Predators ( + Digital Copy) [Blu-ray] (2010)

Actors: Adrien Brody, Laurence Fishburne, Topher Grace, Alice Braga, Walton Goggins
Director: Nimród Antal
Writers: Alex Litvak, Jim Thomas, John Thomas, Michael Finch
Producers: Alex Young, Bill Scott, Elizabeth Avellan
Format: AC-3, Color, Dolby, DTS Surround Sound, Dubbed, Subtitled, Widescreen
Language: English
Subtitles: English, French, Spanish
Aspect Ratio: 2.35:1
Number of discs: 2
Rated: R (Restricted)
Studio: 20th Century Fox
DVD Release Date: October 19, 2010
Run Time: 107 minutes

Special Features

Disc 1:

  • Blu-ray Theatrical Feature Commentary by Robert Rodriguez and Nimród Antal
  • Motion Comics
  • Moments of Extraction
  • Crucified
  • Evolution of the Species: Predators Reborn
  • The Chosen
  • Fox Movie Channel presents Making a Scene
  • Deleted and Extended Scenes
  • Theatrical Trailer

Disc 2:

  • Digital Copy


People likely come to Predators hoping to see the titular monsters - unquestionably some of the greatest in all of moviedom - and the film certainly doesn’t disappoint. Given a whole planet to stalk, they make copious use of the cool shticks which turned them into sci-fi icons, courtesy of director Nimrod Antal and some clever screenwriting. As the universe’s ultimate big-game hunters, they possess a bevy of deadly weapons, as well as uncanny mimicking abilities and the power to blend into the scenery like chameleons. Antal views those qualities as garnishes to the drama rather than the purpose of the exercise. Instead of being trucked out for us like show ponies, their abilities function within a coherent storyline. Earlier Predator sequels never figured out that trick; this one keeps it firmly in mind at all times, and reaps considerable rewards in the process.

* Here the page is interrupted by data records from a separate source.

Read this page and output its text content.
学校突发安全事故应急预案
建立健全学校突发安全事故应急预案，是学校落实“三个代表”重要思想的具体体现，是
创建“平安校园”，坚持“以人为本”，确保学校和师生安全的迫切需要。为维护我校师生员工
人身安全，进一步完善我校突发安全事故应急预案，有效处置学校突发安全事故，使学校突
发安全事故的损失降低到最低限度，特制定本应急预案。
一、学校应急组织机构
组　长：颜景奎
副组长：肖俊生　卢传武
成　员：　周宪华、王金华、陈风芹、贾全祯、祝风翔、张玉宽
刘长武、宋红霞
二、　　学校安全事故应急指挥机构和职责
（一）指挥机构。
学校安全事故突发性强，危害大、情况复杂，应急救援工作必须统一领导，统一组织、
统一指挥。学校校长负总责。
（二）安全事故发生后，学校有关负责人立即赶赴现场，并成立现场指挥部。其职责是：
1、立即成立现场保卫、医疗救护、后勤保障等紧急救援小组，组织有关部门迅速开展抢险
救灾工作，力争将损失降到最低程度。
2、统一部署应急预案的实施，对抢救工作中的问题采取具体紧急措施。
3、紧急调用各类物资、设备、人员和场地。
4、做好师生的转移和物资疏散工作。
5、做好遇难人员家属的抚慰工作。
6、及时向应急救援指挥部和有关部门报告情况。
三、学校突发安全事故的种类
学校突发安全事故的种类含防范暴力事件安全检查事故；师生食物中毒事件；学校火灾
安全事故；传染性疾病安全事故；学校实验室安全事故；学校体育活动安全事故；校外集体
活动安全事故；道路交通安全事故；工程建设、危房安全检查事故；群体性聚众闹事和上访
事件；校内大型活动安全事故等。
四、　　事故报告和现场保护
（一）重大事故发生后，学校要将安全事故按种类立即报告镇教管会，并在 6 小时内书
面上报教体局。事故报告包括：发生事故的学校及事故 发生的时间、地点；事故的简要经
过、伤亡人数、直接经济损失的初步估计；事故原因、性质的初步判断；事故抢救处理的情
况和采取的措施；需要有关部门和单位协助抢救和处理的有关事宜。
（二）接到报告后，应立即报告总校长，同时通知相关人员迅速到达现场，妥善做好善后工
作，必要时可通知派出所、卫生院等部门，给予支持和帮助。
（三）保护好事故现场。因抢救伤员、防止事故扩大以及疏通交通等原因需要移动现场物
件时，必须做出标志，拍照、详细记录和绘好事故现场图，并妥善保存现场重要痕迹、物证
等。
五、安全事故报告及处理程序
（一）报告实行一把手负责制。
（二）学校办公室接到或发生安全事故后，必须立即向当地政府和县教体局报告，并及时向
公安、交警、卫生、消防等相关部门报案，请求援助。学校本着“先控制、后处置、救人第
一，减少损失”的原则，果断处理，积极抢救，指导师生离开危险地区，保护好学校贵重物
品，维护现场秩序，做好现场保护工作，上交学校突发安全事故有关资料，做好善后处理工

Yet for all the ballyhoo about the aliens, the film’s status as a first-rate actioner actually depends on the humans. They begin as just another gimmick - the world’s toughest killers abducted from Earth and set loose on an intergalactic game preserve - but the screenplay actually finds room for them to flourish and grow as characters. It often comes in little pieces, sometimes no more than a comment. But those touches bring them fully to life: simple figures, to be sure, but far more than the cardboard shooting gallery targets they would have been in a lesser effort.

The casting works wonders in that regard. Adrien Brody takes the lead as a stoic mercenary who quickly surmises that they’re all in over their heads. He never possessed traditional leading man’s good looks, but he retains an undeniable charisma that makes him easy to watch, coupled with a naturalistic approach to the material that sets him apart from Arnold Schwarzenegger’s original (and more exaggerated) übermensch. Beneath him stand an array of appealing character actors - from Danny Trejo to Walton Goggins to Topher Grace - sporting interesting faces that speak volumes without saying a word. Indeed, the only sour note in the bunch comes from the ostensibly biggest star: Laurence Fishburne, playing a Ben Gunn-style castaway whose mannered twitchiness ill befits a performer of his caliber.

Put them all down in the middle of a tension-filled shoot ‘em up and the results go from passable entertainment to something really terrific. Antal stresses the horror elements as often as the sci-fi action scenes, with copious amounts of gore and an emphasis on the Predators’ monstrosity that we rarely saw in earlier productions. At times, he cleaves too closely to the storyline of the first film (you can time the plot twists down to the moment if you’re careful) but that reliance never leads to laziness or carelessness. Predators follows a very simple pattern, hoping to entertain us with a grown-up roller-coaster ride and finally provide a suitable follow up to the 1987 original. But its humble ambitions never overshadow its need to do the job right: to put in a little extra work and make sure that “lightweight” doesn’t turn into “stupid.” That gives the film some pretty solid ammo in its corner: a good idea when hunting game this dangerous.

THE DISC: The Blu-ray set contains two discs; the first features a good-looking transfer of the film and some user friendly menu options. Extras include an expected array of featurettes, audio commentary from the director, and - perhaps of the greatest interest to the fans - a series of motion comic “prequels” covering the background of the various human characters. It sports a few continuity boners (like the Israeli sniper who turns out to be a Catholic), but the visual looks and crackling narrative make it a welcome addition. The second disc contains a digital copy of the film.

WORTH IT? A comparatively low price justifies the by-the-numbers extras, while the film makes a reliable selling point solely on its own.

RECOMMENDATION: Predator fans waiting for the franchise to up its game need wait no longer. More casual sci-fi, action and horror film lovers will still find a surprisingly reliable engine rumbling under the hood here.